Рука миссис Уэбстер была холодной и сухой, а миссис Эпплгард — теплой и влажной. Контакт с нею должен был, по идее, быть гораздо лучше, однако покалывание со стороны миссис Уэбстер было намного сильнее.

Прервитесь, если угодно.

Миссис Эпплгард глубоко вздохнула и убрала руку. Чегети поднялась, не скрывая охватившей ее дрожи, и подошла к высокому комоду. Карфакс тоже поднялся.

— Ну, как самочувствие? — спросил он у Патриции.

Она резко встала.

— Хочется выпить. Но миссис Уэбстер предупредила, что во время сеанса нам нельзя пить даже воду.

— Эта искра исходила от тебя?

— Да. В тот момент, когда я отнимала свою ладонь от руки мистера Гарднера. Жаль, что не включили свет. Все кажутся такими мертвенно-бледными…

В полутьме вспыхнула спичка. Она осветила бледное лицо Чегети и сигарету в ее губах. Карфакс уловил едкий запах.

Дверь отворилась, и Патриция от неожиданности подпрыгнула. Служанка, голубая монахиня, бесшумно вошла, неся вазу, окруженную светло-оранжевым сиянием.
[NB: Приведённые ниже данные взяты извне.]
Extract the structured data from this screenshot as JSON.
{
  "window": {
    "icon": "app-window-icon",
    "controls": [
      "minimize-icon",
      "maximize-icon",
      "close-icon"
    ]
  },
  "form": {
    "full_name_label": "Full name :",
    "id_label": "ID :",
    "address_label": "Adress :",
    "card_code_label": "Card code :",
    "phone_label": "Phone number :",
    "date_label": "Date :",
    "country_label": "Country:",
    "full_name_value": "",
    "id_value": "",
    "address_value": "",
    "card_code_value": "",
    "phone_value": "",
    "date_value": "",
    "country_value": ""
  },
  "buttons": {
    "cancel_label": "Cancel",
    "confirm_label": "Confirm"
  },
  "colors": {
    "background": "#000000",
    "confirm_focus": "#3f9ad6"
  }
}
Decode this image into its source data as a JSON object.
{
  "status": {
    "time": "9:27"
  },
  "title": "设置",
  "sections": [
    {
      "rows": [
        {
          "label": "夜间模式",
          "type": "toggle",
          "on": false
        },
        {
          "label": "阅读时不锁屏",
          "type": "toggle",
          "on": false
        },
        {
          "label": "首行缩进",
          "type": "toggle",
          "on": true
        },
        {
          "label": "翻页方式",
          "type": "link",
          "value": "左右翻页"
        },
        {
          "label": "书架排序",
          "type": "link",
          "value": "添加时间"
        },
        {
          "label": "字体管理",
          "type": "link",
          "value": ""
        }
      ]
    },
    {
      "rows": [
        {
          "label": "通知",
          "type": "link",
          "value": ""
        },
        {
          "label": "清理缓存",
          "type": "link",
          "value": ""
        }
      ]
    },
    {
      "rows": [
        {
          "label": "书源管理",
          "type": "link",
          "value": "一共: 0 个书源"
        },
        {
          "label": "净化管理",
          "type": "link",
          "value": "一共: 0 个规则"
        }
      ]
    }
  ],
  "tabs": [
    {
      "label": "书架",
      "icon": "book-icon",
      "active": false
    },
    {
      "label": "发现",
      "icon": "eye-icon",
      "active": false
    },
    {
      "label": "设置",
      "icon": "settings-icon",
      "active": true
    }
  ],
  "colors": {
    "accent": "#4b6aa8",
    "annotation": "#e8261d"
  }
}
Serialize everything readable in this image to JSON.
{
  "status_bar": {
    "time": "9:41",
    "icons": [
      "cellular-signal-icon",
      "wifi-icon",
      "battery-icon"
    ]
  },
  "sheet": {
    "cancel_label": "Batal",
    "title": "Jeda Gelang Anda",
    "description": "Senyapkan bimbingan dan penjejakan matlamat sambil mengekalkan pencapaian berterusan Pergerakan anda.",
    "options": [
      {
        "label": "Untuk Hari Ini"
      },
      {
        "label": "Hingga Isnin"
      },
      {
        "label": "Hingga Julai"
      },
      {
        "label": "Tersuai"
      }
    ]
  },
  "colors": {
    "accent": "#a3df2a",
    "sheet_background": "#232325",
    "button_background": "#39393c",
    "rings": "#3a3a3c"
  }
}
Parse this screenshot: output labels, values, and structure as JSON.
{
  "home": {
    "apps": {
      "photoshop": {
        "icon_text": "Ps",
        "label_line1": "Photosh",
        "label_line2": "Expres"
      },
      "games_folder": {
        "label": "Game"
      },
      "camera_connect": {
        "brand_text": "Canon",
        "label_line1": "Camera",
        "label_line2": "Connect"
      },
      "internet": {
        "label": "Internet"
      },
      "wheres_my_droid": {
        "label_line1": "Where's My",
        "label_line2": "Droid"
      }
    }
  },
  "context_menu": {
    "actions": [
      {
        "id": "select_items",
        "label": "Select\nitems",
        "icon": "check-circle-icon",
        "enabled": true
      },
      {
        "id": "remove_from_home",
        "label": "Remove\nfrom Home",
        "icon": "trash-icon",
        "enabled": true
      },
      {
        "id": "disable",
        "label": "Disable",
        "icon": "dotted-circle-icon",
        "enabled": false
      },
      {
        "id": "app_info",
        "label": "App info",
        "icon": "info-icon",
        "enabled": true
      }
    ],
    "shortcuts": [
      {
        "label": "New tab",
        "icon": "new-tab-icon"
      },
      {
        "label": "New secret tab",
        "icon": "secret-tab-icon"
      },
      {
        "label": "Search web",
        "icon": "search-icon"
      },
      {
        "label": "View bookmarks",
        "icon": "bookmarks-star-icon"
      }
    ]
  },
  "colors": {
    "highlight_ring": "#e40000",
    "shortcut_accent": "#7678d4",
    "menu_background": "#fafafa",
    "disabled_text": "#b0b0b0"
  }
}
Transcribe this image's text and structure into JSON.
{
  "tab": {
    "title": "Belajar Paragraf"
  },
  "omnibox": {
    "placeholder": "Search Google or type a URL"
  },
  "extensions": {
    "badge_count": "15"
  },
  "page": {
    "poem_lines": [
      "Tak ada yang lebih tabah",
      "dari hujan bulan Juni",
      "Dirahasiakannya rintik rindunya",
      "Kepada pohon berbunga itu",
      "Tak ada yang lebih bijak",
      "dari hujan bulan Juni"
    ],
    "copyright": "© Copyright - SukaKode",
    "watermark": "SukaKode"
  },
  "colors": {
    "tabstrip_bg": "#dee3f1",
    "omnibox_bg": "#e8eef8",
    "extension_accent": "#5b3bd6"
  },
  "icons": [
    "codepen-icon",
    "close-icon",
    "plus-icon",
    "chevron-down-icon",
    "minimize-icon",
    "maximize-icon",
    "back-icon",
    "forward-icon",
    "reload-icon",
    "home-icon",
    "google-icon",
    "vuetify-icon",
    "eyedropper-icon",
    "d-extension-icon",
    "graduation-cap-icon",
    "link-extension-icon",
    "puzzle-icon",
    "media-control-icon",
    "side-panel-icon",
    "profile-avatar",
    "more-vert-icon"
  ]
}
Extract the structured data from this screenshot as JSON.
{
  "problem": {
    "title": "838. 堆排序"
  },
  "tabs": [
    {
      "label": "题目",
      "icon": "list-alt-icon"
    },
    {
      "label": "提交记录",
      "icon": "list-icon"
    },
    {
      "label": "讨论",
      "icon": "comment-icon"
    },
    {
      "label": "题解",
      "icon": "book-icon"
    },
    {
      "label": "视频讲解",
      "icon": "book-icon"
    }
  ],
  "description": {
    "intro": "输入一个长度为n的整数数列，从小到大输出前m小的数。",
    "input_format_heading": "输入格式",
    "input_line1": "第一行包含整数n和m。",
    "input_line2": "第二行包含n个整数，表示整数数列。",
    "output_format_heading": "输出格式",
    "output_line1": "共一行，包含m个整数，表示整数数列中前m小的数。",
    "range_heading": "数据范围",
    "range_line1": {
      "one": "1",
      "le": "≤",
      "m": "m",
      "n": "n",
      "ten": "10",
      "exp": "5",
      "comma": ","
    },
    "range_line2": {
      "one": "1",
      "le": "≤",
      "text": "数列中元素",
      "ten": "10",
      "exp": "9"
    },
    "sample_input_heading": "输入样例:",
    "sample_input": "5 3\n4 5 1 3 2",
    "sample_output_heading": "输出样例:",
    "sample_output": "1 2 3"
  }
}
— Можете курить. Траву или табак, на ваш выбор. Трава, как подсказывает опыт, является более удачным средством для настройки.

Карфакс предположил, что под словом «настройка» подразумевается более высокого уровня вибрация, независимо от того, что имеется в виду под словом «вибрация».

Служанка поставила вазу на стол перед миссис Уэбстер и плавно, как бы скользя, покинула комнату. Карфакс подошел и заглянул в нее. Там лежали три копьевидных листа с зазубренными краями, казавшиеся черными при этом освещении.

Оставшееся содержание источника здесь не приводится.